FTE – full-time employees or full-time equivalent; the number of full-time paid government employees required by particular program or employed in a department.

General fund – the largest part of the budget; funds the day-to-day operations of state government; consists mostly of state income tax, sales tax and property tax revenues.

JBC (Joint Budget Committee) – a “super committee” that writes the budget; consists of three Senators and three Representatives; the majority party in each chamber appoints two members, and the minority party in each chamber appoints one.

Legislative Council – non-partisan research staff that serves the Legislature; also records proceedings of committee meetings.

Legislative Legal Services, Office of (OLLS) – the staff attorneys who help legislators turn their ideas into bills and provide legal research. (As one who always looks for political bias, I must say that both Legislative Council and OLLS staffs are remarkably non-partisan.)

Long bill – the budget; contains more pages than any other bill.

PI – postponed indefinitely; means the bill is killed.

Special interests – organizations interested in a specific set of issues (e.g., property rights, environment, abortion, gun-owners rights) when used objectively; however, most often used disparagingly to refer to any group with which the speaker or writer disagrees.

Strike-below – an amendment which completely re-writes a bill.

Stakeholder – any group which has an obvious stake in a particular bill or issue; a politically-correct term for “special interest.”

Sunset review – regulation of certain professions (e.g., veterinarians, optometrists) must be reviewed by the Legislature, usually every 10 years, at which time the regulations are re-enacted, revised or repealed.

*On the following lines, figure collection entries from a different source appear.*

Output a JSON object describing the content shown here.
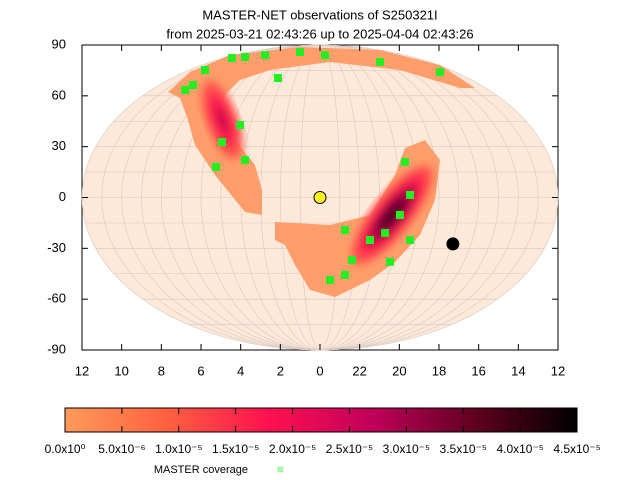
{
  "chart_data": {
    "type": "skymap",
    "title": "MASTER-NET observations of S250321I",
    "subtitle": "from 2025-03-21 02:43:26 up to 2025-04-04 02:43:26",
    "xlim": [
      12,
      -12
    ],
    "ylim": [
      -90,
      90
    ],
    "xticks": [
      12,
      10,
      8,
      6,
      4,
      2,
      0,
      {
        "value": -2,
        "label": "22"
      },
      {
        "value": -4,
        "label": "20"
      },
      {
        "value": -6,
        "label": "18"
      },
      {
        "value": -8,
        "label": "16"
      },
      {
        "value": -10,
        "label": "14"
      },
      {
        "value": -12,
        "label": "12"
      }
    ],
    "yticks": [
      -90,
      -60,
      -30,
      0,
      30,
      60,
      90
    ],
    "colorbar": {
      "lim": [
        0,
        4.5e-05
      ],
      "colors": [
        "#ff9a5a",
        "#ff6040",
        "#ff1050",
        "#c0005a",
        "#600020",
        "#000000"
      ],
      "ticks": [
        {
          "value": 0,
          "label": "0.0x10⁰"
        },
        {
          "value": 5e-06,
          "label": "5.0x10⁻⁶"
        },
        {
          "value": 1e-05,
          "label": "1.0x10⁻⁵"
        },
        {
          "value": 1.5e-05,
          "label": "1.5x10⁻⁵"
        },
        {
          "value": 2e-05,
          "label": "2.0x10⁻⁵"
        },
        {
          "value": 2.5e-05,
          "label": "2.5x10⁻⁵"
        },
        {
          "value": 3e-05,
          "label": "3.0x10⁻⁵"
        },
        {
          "value": 3.5e-05,
          "label": "3.5x10⁻⁵"
        },
        {
          "value": 4e-05,
          "label": "4.0x10⁻⁵"
        },
        {
          "value": 4.5e-05,
          "label": "4.5x10⁻⁵"
        }
      ]
    },
    "series": [
      {
        "name": "MASTER coverage",
        "color": "#22ee22",
        "x": [
          4.44,
          3.78,
          5.8,
          6.8,
          6.4,
          2.12,
          4.03,
          4.94,
          3.78,
          5.24,
          -4.29,
          -4.54,
          -4.03,
          -3.28,
          -2.52,
          -1.61,
          -3.53,
          -1.26,
          -0.5,
          -1.26,
          -4.54,
          1.01,
          -0.25,
          -3.03,
          -6.05,
          2.77
        ],
        "y": [
          82.3,
          82.9,
          75.2,
          63.5,
          66.4,
          70.5,
          42.8,
          32.7,
          22.1,
          18,
          20.9,
          1.5,
          -10.3,
          -20.9,
          -25.1,
          -36.9,
          -38,
          -45.7,
          -48.7,
          -19.2,
          -25.1,
          85.8,
          84,
          80,
          74,
          84
        ]
      }
    ],
    "points": [
      {
        "x": 0,
        "y": 0,
        "color": "#ffee22"
      },
      {
        "x": -6.7,
        "y": -27.4,
        "color": "#000000"
      }
    ]
  }
}
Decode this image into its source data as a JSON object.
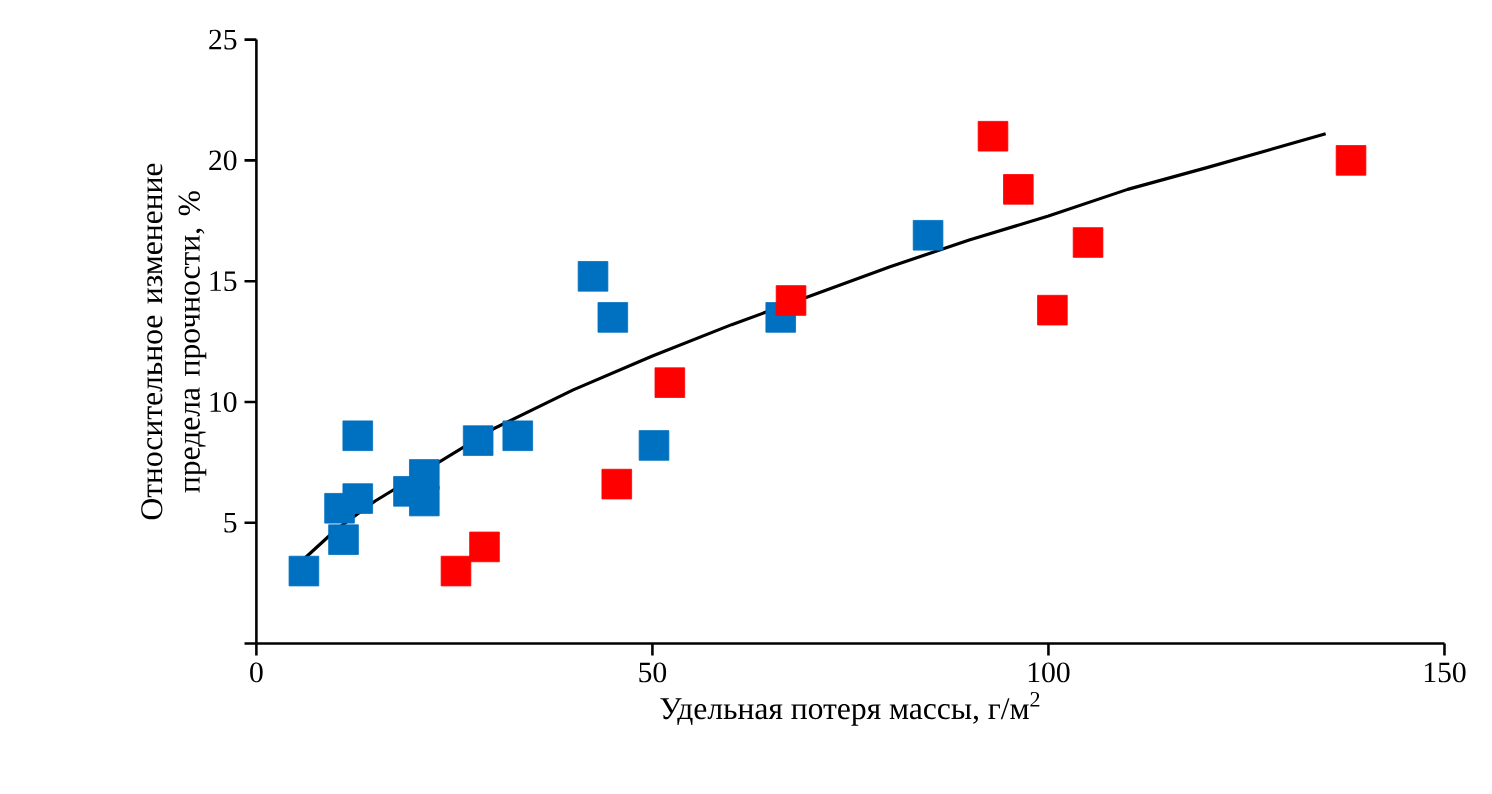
{
  "chart_data": {
    "type": "scatter",
    "xlabel": "Удельная потеря массы, г/м$^{2}$",
    "ylabel": "Относительное изменение предела прочности, %",
    "xlim": [
      0,
      150
    ],
    "ylim": [
      0,
      25
    ],
    "xticks": [
      0,
      50,
      100,
      150
    ],
    "yticks": [
      {
        "value": 0,
        "label": null
      },
      5,
      10,
      15,
      20,
      25
    ],
    "marker": "square",
    "grid": false,
    "series": [
      {
        "color": "#0070c0",
        "x": [
          6,
          10.5,
          11,
          12.8,
          12.8,
          19.2,
          21.2,
          21.2,
          28,
          33,
          42.5,
          45,
          50.2,
          66.2,
          84.8
        ],
        "values": [
          3.0,
          5.6,
          4.3,
          6.0,
          8.6,
          6.3,
          7.0,
          5.9,
          8.4,
          8.6,
          15.2,
          13.5,
          8.2,
          13.5,
          16.9
        ]
      },
      {
        "color": "#ff0000",
        "x": [
          25.2,
          28.8,
          45.5,
          52.2,
          67.5,
          93,
          96.2,
          100.5,
          105,
          138.2
        ],
        "values": [
          3.0,
          4.0,
          6.6,
          10.8,
          14.2,
          21.0,
          18.8,
          13.8,
          16.6,
          20.0
        ]
      },
      {
        "type": "line",
        "color": "#000000",
        "marker": "none",
        "x": [
          6,
          10,
          15,
          30,
          40,
          50,
          60,
          70,
          80,
          90,
          100,
          110,
          120,
          135
        ],
        "values": [
          3.5,
          4.7,
          5.9,
          8.9,
          10.5,
          11.9,
          13.2,
          14.4,
          15.6,
          16.7,
          17.7,
          18.8,
          19.7,
          21.1
        ]
      }
    ]
  }
}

If the Legislature does nothing, the regulations expire or “sunset.”

TABOR (Taxpayers Bill of Rights) – a constitutional provision which limits the growth in state government spending to a percentage equal to inflation plus population growth.

TABOR surplus (also “surplus”) – tax revenues collected by the state but which exceed the TABOR limit and, therefore, must be refunded to taxpayers; this money can only be spent if authorized by a vote of the people.